Working with the Mozambican government, the companies have a target of first LNG cargoes in 2018. Front-end engineering and design contracts have been awarded for both onshore LNG construction and offshore installation.

To date, Anadarko and its partners have discovered two major natural gas complexes in Offshore Area 1: The Prosperidade Complex is estimated to hold between 17 Tcf and 30 Tcf-plus of recoverable natural gas resources. The distinct Golfinho/Atum complex is estimated to hold 15 Tcf to 35 Tcf of recoverable natural gas resources. Evaluation of a third discovery on the block, Tubar?o, is ongoing, with an appraisal well that was expected to be drilled in early 2013.

Tokyo Electric Power Co. and Tokyo Gas may buy LNG from the project. The timing of the startup of the plant and pricing formula are concerns for the two companies.

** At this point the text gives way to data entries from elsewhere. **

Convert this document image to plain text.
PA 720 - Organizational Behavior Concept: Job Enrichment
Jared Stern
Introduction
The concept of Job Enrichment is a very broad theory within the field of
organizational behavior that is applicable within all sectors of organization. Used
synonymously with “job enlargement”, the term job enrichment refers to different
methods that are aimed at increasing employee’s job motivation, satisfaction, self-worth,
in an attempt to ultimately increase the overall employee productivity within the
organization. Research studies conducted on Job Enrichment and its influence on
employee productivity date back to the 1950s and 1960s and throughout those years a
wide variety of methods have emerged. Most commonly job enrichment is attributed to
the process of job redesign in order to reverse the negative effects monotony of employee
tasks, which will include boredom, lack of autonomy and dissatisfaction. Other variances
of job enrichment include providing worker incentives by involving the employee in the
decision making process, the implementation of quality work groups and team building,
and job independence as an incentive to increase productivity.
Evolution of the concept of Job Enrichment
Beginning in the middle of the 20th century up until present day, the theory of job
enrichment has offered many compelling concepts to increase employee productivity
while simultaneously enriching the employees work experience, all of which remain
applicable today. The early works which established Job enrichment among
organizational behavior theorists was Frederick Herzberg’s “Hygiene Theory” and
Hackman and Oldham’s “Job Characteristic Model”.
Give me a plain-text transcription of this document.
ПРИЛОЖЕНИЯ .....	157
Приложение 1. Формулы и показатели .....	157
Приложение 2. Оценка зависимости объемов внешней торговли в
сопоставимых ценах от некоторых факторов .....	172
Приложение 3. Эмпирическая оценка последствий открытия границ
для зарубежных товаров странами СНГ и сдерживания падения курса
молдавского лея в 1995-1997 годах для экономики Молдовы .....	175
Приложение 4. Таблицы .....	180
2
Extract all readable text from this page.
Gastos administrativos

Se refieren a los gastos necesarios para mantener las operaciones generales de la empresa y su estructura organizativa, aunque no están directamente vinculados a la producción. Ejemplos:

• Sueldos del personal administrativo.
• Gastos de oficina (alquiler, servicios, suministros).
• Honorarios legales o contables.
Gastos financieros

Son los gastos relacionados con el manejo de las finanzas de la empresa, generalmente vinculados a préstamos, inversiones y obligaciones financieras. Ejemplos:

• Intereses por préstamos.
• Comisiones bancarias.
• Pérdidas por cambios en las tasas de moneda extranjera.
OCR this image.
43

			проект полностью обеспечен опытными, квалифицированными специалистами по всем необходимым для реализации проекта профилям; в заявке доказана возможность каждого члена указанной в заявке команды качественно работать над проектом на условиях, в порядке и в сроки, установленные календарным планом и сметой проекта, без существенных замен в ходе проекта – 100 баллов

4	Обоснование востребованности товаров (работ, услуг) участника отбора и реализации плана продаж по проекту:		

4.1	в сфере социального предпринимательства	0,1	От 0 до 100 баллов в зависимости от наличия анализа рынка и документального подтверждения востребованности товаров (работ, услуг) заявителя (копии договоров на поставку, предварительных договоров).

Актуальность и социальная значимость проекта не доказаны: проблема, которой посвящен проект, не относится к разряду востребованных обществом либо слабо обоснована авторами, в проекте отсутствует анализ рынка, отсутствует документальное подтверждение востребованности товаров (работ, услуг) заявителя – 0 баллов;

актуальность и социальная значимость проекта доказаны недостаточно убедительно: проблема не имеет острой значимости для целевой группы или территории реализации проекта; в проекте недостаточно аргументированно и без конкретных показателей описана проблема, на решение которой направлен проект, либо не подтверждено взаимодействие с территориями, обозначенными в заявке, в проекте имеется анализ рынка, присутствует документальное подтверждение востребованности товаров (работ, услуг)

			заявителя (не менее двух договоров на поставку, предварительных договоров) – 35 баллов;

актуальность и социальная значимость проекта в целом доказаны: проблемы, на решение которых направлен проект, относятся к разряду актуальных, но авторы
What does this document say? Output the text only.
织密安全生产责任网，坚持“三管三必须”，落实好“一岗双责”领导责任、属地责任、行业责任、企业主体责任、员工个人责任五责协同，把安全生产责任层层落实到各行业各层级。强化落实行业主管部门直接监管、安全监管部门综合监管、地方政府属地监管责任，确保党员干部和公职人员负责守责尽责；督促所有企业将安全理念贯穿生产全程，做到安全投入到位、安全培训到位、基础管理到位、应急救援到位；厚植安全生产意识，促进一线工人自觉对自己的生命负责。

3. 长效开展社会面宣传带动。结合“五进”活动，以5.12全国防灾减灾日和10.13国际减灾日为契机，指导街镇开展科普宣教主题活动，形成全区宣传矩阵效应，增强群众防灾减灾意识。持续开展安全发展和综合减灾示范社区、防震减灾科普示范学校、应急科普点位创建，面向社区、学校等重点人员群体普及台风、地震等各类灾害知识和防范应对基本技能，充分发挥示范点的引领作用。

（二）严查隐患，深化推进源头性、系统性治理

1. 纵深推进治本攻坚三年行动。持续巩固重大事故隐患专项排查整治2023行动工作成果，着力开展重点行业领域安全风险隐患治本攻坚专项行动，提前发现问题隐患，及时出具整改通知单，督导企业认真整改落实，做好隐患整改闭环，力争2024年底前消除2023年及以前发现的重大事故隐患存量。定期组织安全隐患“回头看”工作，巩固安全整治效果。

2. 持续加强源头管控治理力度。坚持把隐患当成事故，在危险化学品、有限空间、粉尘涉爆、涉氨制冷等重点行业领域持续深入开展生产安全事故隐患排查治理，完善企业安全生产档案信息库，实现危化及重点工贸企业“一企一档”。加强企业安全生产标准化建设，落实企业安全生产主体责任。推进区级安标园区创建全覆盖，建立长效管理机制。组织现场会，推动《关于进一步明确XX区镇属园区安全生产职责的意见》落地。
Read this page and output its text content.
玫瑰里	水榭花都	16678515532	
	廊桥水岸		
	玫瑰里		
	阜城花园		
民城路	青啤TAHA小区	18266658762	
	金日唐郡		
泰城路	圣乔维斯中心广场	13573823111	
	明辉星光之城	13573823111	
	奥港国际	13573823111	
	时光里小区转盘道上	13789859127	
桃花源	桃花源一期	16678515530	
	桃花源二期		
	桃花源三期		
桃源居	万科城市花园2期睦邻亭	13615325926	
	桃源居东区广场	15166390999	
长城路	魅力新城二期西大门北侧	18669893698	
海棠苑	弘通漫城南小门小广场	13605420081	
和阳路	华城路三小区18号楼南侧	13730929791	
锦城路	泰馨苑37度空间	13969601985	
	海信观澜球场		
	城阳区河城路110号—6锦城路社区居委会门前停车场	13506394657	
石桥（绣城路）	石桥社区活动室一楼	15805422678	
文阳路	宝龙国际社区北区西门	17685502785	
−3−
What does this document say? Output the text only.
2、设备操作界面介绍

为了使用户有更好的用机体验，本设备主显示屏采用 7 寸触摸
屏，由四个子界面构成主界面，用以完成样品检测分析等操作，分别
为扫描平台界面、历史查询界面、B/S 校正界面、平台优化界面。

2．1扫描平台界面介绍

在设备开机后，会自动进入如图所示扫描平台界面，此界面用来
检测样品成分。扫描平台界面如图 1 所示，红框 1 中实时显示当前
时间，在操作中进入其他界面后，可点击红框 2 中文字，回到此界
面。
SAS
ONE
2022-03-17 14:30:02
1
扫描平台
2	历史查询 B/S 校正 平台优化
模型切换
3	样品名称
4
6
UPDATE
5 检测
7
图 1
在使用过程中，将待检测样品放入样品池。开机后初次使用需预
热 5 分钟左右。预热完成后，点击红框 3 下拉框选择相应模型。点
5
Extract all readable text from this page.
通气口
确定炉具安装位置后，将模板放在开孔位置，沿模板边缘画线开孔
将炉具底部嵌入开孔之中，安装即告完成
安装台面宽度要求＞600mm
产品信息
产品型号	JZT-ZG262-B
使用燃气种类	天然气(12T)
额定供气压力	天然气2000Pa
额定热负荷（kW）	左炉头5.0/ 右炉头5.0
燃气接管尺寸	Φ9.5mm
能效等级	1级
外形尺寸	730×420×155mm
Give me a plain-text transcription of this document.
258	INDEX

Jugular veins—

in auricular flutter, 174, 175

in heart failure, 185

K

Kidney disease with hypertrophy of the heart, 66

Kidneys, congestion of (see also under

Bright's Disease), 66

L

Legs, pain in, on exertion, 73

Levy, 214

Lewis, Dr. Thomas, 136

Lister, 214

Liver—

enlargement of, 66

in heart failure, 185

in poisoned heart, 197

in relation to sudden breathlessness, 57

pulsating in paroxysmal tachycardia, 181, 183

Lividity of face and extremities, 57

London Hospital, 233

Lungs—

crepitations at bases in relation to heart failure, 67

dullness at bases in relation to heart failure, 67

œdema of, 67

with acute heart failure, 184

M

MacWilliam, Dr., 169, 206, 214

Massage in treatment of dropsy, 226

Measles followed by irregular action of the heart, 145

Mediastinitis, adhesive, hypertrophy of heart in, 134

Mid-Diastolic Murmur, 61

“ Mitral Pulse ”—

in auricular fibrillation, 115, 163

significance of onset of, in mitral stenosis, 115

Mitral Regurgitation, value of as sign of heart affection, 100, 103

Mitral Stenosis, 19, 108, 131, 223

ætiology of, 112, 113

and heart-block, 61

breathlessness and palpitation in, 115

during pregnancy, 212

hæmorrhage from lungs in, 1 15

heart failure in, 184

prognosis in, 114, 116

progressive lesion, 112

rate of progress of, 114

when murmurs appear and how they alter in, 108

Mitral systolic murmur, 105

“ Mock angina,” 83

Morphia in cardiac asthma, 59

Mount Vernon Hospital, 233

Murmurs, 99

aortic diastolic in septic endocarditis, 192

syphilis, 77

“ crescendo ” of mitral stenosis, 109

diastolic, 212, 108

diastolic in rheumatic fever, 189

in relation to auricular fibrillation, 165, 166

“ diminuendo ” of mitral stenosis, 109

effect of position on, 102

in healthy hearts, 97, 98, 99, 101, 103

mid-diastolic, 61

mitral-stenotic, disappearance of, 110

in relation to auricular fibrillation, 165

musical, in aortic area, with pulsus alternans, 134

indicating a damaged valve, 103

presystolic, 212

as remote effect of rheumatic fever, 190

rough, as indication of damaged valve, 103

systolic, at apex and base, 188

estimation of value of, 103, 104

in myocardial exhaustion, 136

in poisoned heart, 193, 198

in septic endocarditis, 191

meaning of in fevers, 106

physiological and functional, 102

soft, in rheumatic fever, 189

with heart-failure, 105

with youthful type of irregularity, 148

The Japanese firms want to index the gas price to Henry Hub or the UK’s National Balancing Point. Japanese buyers could opt for as much as 5 MMmt/year of LNG, according to press reports.

BG and Ophir Energy have discovered about 10 Tcf of gas resources offshore Tanzania; however, the remote location, lack of infrastructure, and limited government capacity to handle large investments is causing the company to slow down its operations. The government has requested that BG and Statoil study an LNG export project. BG is studying exploration data before deciding on the next course of action. The company expects to release its drilling rig offshore Tanzania by June 2013.

East Africa is not the only country expecting to develop LNG facilities before 2020. Russia has two projects that could be completed by 2018: Yamal LNG with three trains and 15 MMmt/year and Vladivostok LNG with three trains and 15 MMmt/year. Yamal LNG would be built on the Yamal Peninsula in the Russian Arctic and develop the South Tambley field. Novatek (80%) and Total (20%) are the development partners. Novatek is seeking other partners as well.

Gazprom made the final investment decision on the Vladivostok LNG project on the eastern coast of Russia. Gas would be transported from the Sakhalin, Yakutia, and Irkutsk production centers. Field development and pipeline construction is estimated to cost $40 billion. The other major deepwater gas play that will be developed by an LNG project is in the eastern Mediterranean Sea. Noble Energy has been operating offshore Israel since 1998. The company is the operator of the Tamar field with a 36% operated working interest. Tamar has gross mean resources of 9 Tcf of natural gas, and development drilling is under way. Noble is working on providing additional gas deliverability until Tamar comes online in 2013.

In late 2011 the company had a significant discovery offshore. The Leviathan field represents the largest exploration success in Noble’s history with gross mean resources of 17 Tcf of natural gas. The company is actively studying multiple export options, including both LNG and pipeline scenarios. Also in 2011, the company made another discovery offshore Cyprus with estimated gross mean resources of 7 Tcf. In early 2012 a sixth consecutive field discovery was made at Tanin with estimated gross mean resources of 1.2 Tcf. Noble has now discovered approximately 35 Tcf gross of new gas resources in this region.

The key to the development of these huge gas reserves is LNG. The competition for markets will be fierce, and the landscape in worldwide LNG trade will be altered dramatically.